VL serves as a precursor symptom of pelvic floor dysfunction, but in the initial phases of the condition, especially in patients with mild VL, there are often no obvious clinical signs. This presents a significant challenge for clinical doctors in terms of diagnosis and treatment. Even for experienced clinical doctors, accurately diagnosing mild VL is quite difficult. In addition, duo to the lack of significant impact on persons’ daily lives, the clinical consultation rate at this stage is extremely low. The combined effects of the aforementioned reasons make it difficult to intervene in VL in the early stages in a timely manner. Moreover, it is challenging to effectively differentiate between moderate VL and severe VL. Moderate VL can be treated with either surgery or rehabilitation therapy, while severe VL typically requires surgery. Due to the challenges in effective differentiation, doctors often lean towards recommending surgery in clinical practice. This not only exacerbates the physical discomfort of persons with VL but also increases their psychological stress, reduces compliance, and impacts treatment outcomes. Therefore, it is crucial to find a prediction model that can accurately distinguish between healthy, mild VL, as well as moderate VL and severe VL. Such a model can assist doctors in diagnosing persons’ conditions more accurately, devising personalized treatment plans, avoiding unnecessary surgeries, reducing persons’ psychological stress, improving patient compliance and treatment outcomes, thus enhancing overall treatment results.
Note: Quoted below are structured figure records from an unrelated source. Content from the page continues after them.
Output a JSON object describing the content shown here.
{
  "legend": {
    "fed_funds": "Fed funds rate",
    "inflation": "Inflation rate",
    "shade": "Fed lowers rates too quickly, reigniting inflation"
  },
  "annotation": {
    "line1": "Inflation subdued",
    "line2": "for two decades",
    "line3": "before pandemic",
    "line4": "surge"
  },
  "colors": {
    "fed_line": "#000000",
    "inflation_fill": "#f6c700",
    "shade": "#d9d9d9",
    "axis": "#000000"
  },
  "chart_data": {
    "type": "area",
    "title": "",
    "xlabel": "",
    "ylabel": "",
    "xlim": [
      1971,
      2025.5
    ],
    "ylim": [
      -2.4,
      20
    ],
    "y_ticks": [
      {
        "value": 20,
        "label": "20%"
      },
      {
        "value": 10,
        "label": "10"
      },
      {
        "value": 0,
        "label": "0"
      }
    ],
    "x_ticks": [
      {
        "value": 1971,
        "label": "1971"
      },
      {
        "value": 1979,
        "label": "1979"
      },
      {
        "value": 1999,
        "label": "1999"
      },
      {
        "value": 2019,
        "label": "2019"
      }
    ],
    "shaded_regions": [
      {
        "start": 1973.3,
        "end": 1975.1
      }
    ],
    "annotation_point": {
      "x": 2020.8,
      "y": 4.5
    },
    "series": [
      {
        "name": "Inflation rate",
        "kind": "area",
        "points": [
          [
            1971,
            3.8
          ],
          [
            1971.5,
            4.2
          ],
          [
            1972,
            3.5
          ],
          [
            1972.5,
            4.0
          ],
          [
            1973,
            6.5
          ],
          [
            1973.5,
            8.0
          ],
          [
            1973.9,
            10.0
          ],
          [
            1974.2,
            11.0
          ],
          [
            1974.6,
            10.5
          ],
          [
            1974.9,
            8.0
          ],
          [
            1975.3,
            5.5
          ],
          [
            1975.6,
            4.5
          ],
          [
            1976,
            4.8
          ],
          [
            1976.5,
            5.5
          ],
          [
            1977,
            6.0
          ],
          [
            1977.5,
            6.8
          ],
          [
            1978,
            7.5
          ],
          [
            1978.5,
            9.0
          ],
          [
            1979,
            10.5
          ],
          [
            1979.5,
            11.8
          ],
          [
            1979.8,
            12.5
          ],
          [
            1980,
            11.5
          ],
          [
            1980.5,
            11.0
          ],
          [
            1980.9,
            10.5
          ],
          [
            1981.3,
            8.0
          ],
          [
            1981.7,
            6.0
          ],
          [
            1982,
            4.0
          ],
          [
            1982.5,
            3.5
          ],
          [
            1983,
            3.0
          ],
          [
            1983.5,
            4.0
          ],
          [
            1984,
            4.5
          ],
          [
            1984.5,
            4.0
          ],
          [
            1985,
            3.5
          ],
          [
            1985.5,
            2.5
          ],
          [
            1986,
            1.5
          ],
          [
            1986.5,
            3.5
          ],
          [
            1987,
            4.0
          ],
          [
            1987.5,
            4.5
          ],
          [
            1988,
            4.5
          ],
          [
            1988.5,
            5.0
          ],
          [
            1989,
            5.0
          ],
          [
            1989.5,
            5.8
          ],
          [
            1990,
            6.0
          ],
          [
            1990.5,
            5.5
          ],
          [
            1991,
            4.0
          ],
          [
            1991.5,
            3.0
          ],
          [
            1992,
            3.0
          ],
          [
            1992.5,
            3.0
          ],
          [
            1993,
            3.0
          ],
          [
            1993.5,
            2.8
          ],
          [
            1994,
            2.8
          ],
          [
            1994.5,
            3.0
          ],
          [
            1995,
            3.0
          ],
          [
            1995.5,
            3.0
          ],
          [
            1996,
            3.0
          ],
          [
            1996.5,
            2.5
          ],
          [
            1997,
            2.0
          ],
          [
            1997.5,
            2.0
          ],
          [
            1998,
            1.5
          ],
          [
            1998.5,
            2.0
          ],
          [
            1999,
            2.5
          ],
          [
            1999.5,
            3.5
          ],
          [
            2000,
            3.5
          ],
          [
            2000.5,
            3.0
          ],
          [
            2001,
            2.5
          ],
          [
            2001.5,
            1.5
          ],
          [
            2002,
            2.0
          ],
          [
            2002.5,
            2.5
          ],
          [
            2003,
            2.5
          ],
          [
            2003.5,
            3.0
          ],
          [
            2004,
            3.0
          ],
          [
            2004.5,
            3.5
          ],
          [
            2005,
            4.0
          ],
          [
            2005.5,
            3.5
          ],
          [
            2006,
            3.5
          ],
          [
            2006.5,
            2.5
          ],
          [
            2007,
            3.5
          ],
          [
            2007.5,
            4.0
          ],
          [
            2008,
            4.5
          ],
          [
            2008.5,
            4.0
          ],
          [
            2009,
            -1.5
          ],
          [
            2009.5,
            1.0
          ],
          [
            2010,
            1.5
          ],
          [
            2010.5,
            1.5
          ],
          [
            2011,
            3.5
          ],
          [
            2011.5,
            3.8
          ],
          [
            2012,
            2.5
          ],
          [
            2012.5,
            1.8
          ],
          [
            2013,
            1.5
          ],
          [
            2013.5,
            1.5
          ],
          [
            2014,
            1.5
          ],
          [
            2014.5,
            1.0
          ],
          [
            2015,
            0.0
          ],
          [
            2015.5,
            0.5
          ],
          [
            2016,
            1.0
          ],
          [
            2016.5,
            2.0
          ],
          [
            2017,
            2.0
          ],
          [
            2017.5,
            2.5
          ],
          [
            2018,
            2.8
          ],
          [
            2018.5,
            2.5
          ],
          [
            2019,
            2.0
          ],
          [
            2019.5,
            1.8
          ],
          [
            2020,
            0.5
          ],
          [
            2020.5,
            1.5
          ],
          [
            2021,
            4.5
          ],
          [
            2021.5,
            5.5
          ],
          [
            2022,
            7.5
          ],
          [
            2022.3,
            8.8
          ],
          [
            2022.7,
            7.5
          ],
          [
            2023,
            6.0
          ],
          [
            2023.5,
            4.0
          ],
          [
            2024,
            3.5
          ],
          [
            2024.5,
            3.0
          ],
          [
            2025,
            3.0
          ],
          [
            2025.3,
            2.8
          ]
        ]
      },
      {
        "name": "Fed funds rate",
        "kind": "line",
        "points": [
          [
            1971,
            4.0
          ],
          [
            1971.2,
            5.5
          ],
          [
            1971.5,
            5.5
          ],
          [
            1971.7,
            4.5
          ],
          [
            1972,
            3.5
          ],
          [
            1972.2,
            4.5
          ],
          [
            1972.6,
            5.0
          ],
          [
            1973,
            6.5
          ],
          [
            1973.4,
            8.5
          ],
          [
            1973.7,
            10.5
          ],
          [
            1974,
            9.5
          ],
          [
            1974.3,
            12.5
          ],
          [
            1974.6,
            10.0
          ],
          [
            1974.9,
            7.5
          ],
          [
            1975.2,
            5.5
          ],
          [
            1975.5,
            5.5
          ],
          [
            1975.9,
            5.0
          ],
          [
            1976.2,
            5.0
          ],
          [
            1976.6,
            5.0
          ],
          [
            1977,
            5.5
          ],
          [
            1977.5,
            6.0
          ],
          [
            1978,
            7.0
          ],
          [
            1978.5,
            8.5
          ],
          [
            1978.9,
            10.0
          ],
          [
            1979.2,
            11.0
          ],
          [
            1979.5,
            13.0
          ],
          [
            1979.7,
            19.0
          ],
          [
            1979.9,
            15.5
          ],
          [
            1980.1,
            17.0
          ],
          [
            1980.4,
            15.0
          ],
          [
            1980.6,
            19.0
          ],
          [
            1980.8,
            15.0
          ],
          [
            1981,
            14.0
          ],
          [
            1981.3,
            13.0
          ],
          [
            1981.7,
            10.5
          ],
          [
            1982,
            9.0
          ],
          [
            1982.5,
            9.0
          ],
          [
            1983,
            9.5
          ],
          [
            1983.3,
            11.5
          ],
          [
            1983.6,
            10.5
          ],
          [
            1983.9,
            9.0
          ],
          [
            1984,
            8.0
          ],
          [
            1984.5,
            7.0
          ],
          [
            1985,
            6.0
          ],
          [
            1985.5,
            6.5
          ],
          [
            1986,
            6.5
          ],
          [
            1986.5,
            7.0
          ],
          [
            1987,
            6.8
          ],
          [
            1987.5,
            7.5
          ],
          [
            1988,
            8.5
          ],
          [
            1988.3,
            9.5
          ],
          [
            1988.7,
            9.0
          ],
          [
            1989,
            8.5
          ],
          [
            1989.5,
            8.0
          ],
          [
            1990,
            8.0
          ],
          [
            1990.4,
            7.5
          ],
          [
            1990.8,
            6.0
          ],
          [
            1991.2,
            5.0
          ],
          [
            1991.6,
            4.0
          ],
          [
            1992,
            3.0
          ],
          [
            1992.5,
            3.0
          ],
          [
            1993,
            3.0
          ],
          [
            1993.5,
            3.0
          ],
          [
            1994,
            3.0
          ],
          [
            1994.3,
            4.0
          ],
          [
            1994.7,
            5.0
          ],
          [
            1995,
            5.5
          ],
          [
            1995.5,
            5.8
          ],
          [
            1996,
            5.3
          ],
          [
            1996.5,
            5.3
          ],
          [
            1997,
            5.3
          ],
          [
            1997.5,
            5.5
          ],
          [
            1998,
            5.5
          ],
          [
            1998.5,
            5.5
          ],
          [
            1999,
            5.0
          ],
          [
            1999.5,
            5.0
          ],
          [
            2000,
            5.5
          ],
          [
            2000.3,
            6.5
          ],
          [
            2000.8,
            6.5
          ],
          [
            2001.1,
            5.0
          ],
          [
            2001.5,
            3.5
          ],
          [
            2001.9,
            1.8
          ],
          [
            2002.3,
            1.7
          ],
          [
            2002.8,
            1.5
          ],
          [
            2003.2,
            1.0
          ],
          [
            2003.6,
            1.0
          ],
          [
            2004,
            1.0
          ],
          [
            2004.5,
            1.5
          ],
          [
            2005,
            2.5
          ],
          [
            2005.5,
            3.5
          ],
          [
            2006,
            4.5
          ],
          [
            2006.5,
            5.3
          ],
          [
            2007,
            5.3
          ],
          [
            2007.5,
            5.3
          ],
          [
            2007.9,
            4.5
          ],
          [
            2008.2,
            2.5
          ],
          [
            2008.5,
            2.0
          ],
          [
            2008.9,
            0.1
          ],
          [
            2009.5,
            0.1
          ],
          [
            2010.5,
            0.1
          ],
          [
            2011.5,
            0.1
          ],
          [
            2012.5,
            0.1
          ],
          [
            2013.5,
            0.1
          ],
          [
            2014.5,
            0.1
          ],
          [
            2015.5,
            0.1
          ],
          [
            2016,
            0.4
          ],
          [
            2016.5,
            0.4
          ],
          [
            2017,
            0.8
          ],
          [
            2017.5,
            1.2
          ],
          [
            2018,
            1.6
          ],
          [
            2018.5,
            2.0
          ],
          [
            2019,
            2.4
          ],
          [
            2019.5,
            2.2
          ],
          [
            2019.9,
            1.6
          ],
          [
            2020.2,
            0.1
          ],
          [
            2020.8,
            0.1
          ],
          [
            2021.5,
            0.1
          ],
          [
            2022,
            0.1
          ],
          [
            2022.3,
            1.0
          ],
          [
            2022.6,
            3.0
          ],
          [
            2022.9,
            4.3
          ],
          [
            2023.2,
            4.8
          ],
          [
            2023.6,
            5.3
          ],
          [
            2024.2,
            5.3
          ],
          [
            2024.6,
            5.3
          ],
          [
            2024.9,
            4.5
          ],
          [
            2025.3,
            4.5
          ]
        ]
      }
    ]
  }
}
Presently, machine learning is extensively utilized to aid in the diagnosis and treatment of a range of clinical diseases12,19,20,21,22,23, demonstrating extremely outstanding predictive performance.
LightGBM, Random Forest, XGBoost, and AdaBoost are four machine learning algorithms widely used in the field of disease diagnosis and prediction24. LightGBM is an efficient gradient boosting model that utilizes histogram algorithms to enhance training speed, rendering it particularly suitable for processing large-scale datasets25. Random Forest increases model stability and accuracy by constructing multiple decision trees and aggregating their outputs, while demonstrating remarkable resistance to overfitting26. XGBoost also belongs to the gradient boosting family and enhances training efficiency through the application of regularization and parallel computing techniques, contributing to its exceptional performance in numerous machine learning competitions27. In contrast, AdaBoost constructs a robust classifier by integrating the strengths of multiple weak classifiers, thereby significantly improving classification performance, although it is more sensitive to noise and outliers28. The primary differences among these four algorithms reside in their model construction methods, data processing strategies, and robustness to various data types and noise. Integrating these algorithms within specific application contexts can effectively aid researchers and engineers in selecting the most appropriate predictive models, thereby improving the accuracy of disease diagnosis and prediction.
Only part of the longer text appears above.